I hope that's helpful to someone besides me. Thanks to everyone who contributed.
I don't think it's forced anywhere. I had a look too, it's tricky because there's not one paper on constexpr in that list; they all seem to add/remove from the previous collection of papers.
I think the general idea is when the inputs to the constexpr function are constexpr themselves, it'll all be done at compile time; and by extension non-function constexpr statements, which are literal anyway will be run at compile time if you're using a half intelligent compiler.
If a constexpr function or constructor is called with arguments which
aren't constant expressions, the call behaves as if the function were
not constexpr, and the resulting value is not a constant expression.
from wikipedia
which in seem to get the info from this pdf:
constexpr functions: A constexpr function is one which is “suf-
ficiently simple” so that it delivers a constant expression when
called with arguments that are constant values (see §2.1).

inline vs. constexpr?

With the new C++11 standard, when should I use the inline keyword over the constexpr keyword? Does the constexpr keyword offer any additional optimization over inline, or does it merely assert that things must be computed at compile-time?
Why does constexpr work on the GCC in some cases where the call is not constant, such as calling foo(x) on a non-constexpr variable? Is this a bug in the GCC or is it actually part of the standard?
Asserting that something can be computed at compile-time is a pretty strong kind of optimization.
Inlining merely removes a function call, by copy/pasting the function body into the call site. The function body still has to be executed, you just save the overhead of a function call.
But if you make the same code be evaluated at compile-time, it is free at runtime.
But neither inline nor constexpr are primarily about optimization. inline's main purpose is to suppress the one-definition-rule, so that functions can be defined in headers (which is useful for templates, and incidentally, also makes the inlining optimization easier)
And constexpr is there because it is useful in metaprogramming, and incidentally, it may help the compiler better optimize the code, by moving more computations to compile-time.
To quote wikipedia:
C++0x will introduce the keyword constexpr, which allows the user to
guarantee that a function or object constructor is a compile-time
constant.
Mark functions inline if they are super short. Mark functions as constexpr if the results are required at compile time. (Template parameters or array sizes). I believe a function can be both if needed.
A constant expression function or constructor can be called with
non-constexpr parameters. Just as a constexpr integer literal can be
assigned to a non-constexpr variable, so too can a constexpr function
be called with non-constexpr parameters, and the results stored in
non-constexpr variables. The keyword only allows for the possibility
of compile-time constancy when all members of an expression are
constexpr.
So, GCC is not incorrect in this.
While inline says to the compiler "This function is used somewhere in this translation unit and is not public to other object files", it is likely that the compiler inserts the body of the function into the caller. constexpr functions say to the compiler "This function has no side effects and does not depend on preconditions other than the parameter itsself."

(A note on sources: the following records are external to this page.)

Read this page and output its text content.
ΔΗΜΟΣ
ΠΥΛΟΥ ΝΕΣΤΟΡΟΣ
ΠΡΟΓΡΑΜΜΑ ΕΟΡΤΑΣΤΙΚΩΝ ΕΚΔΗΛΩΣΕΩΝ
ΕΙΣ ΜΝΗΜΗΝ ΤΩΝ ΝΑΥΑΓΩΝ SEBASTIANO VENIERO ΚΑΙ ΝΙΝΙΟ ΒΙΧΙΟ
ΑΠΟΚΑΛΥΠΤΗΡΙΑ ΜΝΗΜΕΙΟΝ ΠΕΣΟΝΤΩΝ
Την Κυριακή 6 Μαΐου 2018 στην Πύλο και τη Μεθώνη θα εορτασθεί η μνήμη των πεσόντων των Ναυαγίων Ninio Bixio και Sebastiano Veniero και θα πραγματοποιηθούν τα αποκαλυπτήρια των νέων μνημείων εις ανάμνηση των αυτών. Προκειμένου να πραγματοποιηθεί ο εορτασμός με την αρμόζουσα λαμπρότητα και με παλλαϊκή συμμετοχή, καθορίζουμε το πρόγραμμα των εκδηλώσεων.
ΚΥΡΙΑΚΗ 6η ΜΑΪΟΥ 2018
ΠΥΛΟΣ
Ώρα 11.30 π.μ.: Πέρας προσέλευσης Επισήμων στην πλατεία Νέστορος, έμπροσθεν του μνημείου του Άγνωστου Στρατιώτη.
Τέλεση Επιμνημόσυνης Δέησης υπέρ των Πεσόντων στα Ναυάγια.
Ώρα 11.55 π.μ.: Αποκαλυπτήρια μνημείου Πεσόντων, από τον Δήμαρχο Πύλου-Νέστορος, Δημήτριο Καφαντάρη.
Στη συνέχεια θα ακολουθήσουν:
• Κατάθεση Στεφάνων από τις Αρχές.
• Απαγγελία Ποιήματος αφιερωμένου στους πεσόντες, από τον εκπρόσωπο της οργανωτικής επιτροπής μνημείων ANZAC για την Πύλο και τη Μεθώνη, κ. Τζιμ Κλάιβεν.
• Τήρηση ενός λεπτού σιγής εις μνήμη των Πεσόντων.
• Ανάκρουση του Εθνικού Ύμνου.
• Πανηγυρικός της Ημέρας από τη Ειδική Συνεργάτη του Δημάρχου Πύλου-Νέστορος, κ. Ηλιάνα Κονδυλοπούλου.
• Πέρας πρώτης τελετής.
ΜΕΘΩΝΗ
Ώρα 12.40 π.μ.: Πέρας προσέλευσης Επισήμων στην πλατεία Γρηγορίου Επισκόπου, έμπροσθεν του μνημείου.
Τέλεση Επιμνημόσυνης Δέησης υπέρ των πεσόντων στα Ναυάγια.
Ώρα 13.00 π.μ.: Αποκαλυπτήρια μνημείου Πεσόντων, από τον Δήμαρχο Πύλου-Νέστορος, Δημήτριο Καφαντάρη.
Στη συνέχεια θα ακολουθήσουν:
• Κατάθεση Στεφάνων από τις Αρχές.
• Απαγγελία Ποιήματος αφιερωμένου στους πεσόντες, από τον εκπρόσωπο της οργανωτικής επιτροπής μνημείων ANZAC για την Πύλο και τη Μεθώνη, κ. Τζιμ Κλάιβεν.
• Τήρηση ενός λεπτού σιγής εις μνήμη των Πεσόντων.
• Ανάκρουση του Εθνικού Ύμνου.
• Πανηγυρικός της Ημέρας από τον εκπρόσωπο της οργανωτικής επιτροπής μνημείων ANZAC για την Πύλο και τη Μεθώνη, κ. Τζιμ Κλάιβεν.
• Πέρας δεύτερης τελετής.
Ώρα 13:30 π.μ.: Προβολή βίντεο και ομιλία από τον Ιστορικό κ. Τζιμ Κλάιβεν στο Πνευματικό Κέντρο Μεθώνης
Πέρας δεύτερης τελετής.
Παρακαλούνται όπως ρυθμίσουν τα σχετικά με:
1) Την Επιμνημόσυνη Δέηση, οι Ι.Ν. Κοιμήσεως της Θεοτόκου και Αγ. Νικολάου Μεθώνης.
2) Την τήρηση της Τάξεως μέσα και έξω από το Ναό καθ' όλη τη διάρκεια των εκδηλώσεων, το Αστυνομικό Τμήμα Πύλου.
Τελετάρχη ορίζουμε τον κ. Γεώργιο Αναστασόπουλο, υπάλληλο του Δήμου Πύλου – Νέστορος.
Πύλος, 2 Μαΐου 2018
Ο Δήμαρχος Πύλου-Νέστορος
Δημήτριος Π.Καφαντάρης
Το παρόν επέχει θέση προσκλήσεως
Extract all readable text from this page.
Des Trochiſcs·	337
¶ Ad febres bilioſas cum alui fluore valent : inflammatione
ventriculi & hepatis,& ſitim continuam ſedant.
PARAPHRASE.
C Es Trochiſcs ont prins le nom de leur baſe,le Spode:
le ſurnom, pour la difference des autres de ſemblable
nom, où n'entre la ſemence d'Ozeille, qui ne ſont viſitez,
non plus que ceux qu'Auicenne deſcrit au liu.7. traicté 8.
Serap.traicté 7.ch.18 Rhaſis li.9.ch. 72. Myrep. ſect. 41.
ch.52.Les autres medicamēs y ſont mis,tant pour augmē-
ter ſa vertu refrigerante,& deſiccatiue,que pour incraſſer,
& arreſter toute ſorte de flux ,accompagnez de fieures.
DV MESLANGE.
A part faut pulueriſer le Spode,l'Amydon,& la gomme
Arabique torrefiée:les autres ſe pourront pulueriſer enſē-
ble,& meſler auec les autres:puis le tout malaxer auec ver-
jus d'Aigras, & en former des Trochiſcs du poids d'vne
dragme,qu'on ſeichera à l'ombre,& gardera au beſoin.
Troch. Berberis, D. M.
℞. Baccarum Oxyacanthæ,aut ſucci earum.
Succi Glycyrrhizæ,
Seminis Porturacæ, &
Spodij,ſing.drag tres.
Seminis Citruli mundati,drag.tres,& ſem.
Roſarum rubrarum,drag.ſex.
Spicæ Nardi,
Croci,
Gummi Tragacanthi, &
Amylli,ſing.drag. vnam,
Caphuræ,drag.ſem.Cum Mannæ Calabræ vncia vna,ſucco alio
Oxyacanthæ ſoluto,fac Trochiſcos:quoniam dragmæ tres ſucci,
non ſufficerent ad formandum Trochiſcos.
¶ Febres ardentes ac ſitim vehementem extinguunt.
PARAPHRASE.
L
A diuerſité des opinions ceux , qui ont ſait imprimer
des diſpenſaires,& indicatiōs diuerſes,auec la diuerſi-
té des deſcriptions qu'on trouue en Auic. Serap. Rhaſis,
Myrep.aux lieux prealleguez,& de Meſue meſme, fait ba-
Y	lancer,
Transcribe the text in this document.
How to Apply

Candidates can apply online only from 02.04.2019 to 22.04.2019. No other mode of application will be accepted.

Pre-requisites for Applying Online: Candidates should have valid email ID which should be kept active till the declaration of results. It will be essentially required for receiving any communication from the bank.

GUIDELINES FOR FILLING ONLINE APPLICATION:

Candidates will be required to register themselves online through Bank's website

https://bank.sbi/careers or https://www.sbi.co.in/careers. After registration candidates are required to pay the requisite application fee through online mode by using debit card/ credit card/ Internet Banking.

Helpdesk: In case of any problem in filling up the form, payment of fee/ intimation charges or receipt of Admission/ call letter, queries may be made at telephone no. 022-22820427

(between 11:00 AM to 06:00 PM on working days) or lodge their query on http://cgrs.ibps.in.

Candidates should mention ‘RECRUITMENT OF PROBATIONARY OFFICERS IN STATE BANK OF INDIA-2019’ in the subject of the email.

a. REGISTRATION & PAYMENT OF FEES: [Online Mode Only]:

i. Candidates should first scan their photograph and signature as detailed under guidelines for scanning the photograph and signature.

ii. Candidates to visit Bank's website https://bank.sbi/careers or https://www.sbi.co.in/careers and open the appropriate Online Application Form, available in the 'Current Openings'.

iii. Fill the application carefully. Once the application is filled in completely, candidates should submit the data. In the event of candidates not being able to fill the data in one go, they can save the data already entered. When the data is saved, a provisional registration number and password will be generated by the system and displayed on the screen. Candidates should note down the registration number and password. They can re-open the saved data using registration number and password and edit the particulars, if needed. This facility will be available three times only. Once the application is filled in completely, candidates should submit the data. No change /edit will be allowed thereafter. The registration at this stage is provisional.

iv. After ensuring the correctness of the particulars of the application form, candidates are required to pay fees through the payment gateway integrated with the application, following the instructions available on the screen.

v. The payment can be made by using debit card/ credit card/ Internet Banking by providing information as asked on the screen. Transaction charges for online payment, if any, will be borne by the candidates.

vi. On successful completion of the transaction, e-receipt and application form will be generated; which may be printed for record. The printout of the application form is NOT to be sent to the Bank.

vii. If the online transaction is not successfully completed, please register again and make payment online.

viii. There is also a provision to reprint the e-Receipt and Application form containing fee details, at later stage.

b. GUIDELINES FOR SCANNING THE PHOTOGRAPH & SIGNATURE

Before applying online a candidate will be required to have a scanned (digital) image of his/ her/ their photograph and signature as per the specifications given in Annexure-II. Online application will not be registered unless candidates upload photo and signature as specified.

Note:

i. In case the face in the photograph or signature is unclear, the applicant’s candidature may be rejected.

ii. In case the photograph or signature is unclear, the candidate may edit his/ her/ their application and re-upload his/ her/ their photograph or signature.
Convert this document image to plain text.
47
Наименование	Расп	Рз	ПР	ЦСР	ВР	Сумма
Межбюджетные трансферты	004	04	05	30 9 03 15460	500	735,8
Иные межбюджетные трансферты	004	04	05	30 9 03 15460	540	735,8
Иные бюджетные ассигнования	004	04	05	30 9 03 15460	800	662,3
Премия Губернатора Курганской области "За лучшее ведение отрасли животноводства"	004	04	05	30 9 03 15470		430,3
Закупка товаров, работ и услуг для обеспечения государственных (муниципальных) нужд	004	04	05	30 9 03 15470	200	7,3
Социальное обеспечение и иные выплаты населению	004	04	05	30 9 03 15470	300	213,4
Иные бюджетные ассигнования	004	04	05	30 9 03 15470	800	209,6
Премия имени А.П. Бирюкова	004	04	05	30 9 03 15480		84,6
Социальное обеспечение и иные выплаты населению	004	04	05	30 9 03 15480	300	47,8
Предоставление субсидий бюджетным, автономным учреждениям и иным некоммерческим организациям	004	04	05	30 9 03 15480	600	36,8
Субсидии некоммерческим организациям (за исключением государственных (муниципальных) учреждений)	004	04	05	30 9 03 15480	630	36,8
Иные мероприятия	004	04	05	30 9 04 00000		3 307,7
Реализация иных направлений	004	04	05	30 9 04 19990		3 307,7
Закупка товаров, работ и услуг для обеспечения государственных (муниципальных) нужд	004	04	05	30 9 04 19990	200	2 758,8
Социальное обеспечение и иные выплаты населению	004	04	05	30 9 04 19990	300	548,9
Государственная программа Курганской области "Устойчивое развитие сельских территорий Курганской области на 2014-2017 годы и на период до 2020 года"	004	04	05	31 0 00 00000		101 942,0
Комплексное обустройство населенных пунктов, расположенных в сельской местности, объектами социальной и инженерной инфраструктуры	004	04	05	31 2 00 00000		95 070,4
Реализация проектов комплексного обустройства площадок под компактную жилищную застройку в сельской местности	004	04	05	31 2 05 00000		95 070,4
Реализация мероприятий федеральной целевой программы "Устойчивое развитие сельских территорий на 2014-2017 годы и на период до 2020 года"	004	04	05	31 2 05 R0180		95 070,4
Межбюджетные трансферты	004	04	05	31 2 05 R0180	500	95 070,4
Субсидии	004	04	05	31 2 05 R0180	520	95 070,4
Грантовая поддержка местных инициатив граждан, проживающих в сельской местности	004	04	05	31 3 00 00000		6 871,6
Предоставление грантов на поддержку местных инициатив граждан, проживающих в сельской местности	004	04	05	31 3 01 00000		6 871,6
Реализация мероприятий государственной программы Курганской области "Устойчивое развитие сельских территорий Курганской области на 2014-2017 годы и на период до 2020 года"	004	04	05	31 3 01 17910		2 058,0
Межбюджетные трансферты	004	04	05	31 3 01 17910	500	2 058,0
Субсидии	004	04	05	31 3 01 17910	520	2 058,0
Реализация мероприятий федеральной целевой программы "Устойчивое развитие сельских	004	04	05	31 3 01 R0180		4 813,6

constexpr variables just say "This variable does not change and its data can be included into the code.". However it makes a difference if you define a constexpr variable in a function static or nonstatic, eg. if a constexpr array is nonstatic, gcc just moves the data with hardcoded mov-instructions onto the stack, while static constexpr just stores the data in the .text-section.
Lambda expressions without capture assigned to a variable can be constexpr other than with capture, because without they need no memory to save the capture and they work like an empty class with overloaded operator() (but they can even be casted to plain function pointers with a simple unary plus: +[]{}).